Мне пришел в голову единственный ответ: «Когда ты будешь вспоминать эти годы, они покажутся тебе счастливейшими в жизни». Я повторила его вслух.
— Я часто слышала это от других людей, — добавила я. — Они уверяли, что самыми счастливыми для них были первые, казалось бы, наиболее трудные годы супружества и рождение ребенка. — Но мой голос прозвучал фальшиво.
В галерею забрел какой-то идиот. Мне пришлось уйти, хотя обычно Барбара встречала любопытных посетителей, единственная цель которых — зайти в какую-нибудь галерею, спросить, сколько стоит первая попавшаяся картина, воскликнуть: «Что? Так дорого?! За эту мазню?» — и со смехом уйти. Так было и в этот раз. Впервые за много лет я пожалела, что открыла галерею. Если бы я могла просто хлопнуть дверью и уйти домой! В конце концов, что такое «Галерея Тейт» и музей «Метрополитен»? Мои кумиры, внимание которых так льстит мне? Из каждой сохни картин, выставленных там, только три процента написаны женщинами. Ну и что это им дало? Зачем все это? Что принесло им умение мазать краской холст? Я сделала глупость, впала в безумие, нашла самый нелепый из способов отомстить Аиде и Эрику. Преклонение перед куличиками из грязи. «Смотрите, смотрите! Видите, что я сделала? Я молодец, правда?»

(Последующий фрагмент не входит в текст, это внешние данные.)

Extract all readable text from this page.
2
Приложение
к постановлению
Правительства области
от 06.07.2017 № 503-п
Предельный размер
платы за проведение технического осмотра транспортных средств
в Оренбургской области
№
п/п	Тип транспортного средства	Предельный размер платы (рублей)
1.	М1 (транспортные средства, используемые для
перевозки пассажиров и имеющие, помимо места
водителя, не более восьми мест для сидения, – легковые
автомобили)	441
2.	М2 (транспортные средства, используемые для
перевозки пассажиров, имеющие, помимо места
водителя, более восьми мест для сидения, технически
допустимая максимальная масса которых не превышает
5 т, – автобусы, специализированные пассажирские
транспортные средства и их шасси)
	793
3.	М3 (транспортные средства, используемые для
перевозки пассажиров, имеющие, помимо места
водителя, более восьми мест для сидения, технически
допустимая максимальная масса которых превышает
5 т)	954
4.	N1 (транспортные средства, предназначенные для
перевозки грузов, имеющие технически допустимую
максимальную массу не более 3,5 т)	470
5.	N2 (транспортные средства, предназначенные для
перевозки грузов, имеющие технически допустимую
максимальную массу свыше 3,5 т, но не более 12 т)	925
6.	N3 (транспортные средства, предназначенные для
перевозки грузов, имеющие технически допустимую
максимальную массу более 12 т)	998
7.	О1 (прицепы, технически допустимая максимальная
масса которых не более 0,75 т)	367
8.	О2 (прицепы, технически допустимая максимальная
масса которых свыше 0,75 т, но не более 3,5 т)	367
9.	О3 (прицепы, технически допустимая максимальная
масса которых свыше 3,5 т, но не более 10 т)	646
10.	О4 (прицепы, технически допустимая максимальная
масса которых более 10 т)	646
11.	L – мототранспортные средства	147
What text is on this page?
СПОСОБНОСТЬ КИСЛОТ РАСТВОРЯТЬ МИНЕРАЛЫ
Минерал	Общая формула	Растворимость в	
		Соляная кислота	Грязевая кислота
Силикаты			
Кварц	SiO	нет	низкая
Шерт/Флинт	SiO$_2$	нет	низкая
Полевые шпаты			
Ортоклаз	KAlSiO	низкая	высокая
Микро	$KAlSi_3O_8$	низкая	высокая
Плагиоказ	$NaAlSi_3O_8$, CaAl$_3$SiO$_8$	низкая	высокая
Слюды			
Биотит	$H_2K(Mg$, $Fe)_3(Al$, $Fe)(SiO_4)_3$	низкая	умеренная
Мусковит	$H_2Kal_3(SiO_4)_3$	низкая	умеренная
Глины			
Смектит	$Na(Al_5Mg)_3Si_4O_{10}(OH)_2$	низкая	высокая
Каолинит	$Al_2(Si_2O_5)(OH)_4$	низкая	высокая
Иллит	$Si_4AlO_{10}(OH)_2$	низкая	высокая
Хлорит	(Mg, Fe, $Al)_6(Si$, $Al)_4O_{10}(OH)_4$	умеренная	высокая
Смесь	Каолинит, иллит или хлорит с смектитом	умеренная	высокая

Ребенок хнычет. Афра отдает его Барбаре. Я вдруг понимаю, что она совсем еще неопытная мать, и испытываю мимолетное сочувствие к Бену.
— Ты думаешь, Афра, у тебя все будет по-другому? — спрашивает Барбара. — Если позволишь приятелю купить квартиру в подвале дома Лесли Бека и переселишься к нему, не выйдя за него замуж, значит, ты спятила. Он вернет ссуду, купит машину и СД-плейер, а тебе достанутся походы по магазинам, оплата отпусков и повседневные расходы, потому что это выглядит справедливо. Когда же через десять лет он вышвырнет тебя вон, ему достанется все, а тебе будет уже тридцать три года, и ты останешься без средств.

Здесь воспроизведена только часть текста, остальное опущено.